Investigators studied a mitochondrial matrix enzyme (Protein M) encoded in the nucleus. A mutant Protein M lacking its N-terminal targeting sequence accumulated in the cytosol and remained enzymatically inactive in mitochondrial assays, despite normal translation. Which process is most likely involved in the normal localization of Protein M?
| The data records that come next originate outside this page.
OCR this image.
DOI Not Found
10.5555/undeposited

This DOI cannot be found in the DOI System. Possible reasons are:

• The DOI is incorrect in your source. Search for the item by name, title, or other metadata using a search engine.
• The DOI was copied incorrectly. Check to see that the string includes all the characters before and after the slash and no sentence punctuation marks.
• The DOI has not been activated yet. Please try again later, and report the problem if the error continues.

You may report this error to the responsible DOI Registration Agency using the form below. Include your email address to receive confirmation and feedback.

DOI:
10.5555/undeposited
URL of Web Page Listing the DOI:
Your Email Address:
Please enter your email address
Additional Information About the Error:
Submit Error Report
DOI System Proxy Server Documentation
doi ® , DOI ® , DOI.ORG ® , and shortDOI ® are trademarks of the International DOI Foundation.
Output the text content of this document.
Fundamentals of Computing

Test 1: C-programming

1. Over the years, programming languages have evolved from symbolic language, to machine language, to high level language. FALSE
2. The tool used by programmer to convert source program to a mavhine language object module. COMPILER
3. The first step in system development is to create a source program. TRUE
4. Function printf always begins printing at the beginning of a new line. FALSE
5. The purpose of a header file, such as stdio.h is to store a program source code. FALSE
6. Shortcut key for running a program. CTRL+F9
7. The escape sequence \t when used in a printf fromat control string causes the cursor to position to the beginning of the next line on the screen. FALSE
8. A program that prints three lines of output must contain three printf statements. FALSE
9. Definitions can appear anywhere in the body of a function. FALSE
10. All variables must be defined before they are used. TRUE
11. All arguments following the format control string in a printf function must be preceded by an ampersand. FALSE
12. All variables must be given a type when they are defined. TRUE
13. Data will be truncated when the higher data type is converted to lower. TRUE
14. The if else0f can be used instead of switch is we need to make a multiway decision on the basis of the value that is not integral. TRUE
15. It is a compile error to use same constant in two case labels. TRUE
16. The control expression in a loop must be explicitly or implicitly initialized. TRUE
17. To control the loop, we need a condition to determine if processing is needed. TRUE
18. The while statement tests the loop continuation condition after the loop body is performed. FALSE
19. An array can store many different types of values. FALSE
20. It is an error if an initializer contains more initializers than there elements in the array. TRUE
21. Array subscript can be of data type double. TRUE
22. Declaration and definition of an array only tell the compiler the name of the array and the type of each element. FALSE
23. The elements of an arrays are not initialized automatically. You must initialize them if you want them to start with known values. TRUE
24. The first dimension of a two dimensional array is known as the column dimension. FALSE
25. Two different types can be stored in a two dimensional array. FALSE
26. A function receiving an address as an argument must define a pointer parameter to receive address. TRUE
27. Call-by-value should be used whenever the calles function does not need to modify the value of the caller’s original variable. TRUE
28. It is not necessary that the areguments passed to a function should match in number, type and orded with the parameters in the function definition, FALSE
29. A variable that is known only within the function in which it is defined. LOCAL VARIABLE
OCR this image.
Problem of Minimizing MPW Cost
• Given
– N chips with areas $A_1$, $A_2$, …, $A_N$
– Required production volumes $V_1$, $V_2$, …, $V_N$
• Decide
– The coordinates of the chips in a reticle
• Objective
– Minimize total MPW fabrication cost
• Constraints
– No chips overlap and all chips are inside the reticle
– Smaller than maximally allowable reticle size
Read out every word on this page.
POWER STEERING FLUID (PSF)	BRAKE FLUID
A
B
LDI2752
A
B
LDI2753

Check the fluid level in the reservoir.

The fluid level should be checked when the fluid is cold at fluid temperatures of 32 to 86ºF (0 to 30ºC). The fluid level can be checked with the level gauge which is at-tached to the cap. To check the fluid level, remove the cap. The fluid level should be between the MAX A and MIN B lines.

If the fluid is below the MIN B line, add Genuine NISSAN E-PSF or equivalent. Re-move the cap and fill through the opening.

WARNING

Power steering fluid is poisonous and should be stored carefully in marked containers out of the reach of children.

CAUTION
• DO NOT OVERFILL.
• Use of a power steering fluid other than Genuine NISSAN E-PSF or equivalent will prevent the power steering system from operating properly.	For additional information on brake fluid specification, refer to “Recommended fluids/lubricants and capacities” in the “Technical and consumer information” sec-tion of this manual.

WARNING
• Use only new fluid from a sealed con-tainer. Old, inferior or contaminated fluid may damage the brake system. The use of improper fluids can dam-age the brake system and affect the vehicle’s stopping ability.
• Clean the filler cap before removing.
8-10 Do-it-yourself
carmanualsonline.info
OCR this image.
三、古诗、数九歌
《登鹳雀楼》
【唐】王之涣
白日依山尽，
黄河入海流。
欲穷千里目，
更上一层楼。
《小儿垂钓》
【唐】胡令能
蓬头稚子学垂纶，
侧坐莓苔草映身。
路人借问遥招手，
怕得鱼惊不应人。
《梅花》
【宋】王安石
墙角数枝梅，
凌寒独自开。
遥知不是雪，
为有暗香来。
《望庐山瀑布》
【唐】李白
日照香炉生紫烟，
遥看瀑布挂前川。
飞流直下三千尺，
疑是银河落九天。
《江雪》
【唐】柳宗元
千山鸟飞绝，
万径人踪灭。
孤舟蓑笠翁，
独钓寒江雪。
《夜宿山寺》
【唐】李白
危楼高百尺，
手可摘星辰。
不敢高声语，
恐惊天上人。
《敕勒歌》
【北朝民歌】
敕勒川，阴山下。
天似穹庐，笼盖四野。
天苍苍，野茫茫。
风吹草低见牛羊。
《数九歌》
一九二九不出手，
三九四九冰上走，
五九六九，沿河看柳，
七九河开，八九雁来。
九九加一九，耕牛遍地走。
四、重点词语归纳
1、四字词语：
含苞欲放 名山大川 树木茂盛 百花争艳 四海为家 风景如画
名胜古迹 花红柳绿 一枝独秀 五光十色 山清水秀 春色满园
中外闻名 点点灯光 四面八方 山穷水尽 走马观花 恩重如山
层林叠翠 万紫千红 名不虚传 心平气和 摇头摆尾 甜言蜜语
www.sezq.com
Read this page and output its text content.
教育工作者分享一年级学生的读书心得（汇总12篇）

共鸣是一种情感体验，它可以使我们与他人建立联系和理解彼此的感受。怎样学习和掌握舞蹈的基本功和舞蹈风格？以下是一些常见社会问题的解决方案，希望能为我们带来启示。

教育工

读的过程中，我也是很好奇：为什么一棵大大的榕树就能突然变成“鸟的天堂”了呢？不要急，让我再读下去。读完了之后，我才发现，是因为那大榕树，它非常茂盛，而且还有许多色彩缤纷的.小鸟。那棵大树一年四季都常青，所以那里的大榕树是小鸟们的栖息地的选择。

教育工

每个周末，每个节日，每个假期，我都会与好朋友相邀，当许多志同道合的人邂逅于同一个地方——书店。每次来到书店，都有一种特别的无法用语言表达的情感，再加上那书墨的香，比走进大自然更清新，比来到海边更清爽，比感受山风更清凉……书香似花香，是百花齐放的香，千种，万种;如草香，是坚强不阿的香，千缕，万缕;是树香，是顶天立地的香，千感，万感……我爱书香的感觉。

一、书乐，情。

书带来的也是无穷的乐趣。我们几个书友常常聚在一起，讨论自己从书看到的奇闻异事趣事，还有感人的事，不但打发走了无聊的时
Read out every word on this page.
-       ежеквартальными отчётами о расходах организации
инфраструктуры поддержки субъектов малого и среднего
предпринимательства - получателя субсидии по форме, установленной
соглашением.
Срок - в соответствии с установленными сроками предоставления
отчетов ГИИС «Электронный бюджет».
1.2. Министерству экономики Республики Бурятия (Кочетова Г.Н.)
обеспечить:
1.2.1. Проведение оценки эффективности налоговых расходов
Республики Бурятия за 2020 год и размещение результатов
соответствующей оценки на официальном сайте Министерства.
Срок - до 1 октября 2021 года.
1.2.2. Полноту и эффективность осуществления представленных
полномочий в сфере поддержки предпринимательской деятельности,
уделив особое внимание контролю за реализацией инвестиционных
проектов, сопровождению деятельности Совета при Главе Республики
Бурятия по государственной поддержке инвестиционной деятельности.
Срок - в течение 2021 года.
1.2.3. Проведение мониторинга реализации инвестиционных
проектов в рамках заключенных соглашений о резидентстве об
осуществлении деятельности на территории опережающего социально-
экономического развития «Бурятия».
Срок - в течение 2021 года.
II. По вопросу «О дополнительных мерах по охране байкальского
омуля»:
Insertion into the ER membrane through a signal peptide and subsequent trafficking via Golgi vesicles to mitochondria
Recognition of an N-terminal targeting sequence by mitochondrial import machinery, followed by translocation into the matrix
Phosphorylation of mitochondrial rRNA to increase ribosome binding to Protein M mRNA
Alternative splicing that adds a mitochondrial targeting sequence after translation is complete
Explanation
This question tests understanding of translation and post-translational modification in biological systems. Translation involves the synthesis of proteins from mRNA, with post-translational targeting signals directing proteins to organelles like mitochondria. In this passage, the focus is on how the N-terminal sequence is crucial for Protein M's mitochondrial import and activity. Choice D is correct because the targeting sequence facilitates recognition and translocation into the mitochondrial matrix. Choice B is incorrect because it describes ER-Golgi trafficking, which is not typical for mitochondrial proteins. Ensure understanding of mitochondrial import pathways. Remember that loss of targeting sequences causes cytosolic mislocalization.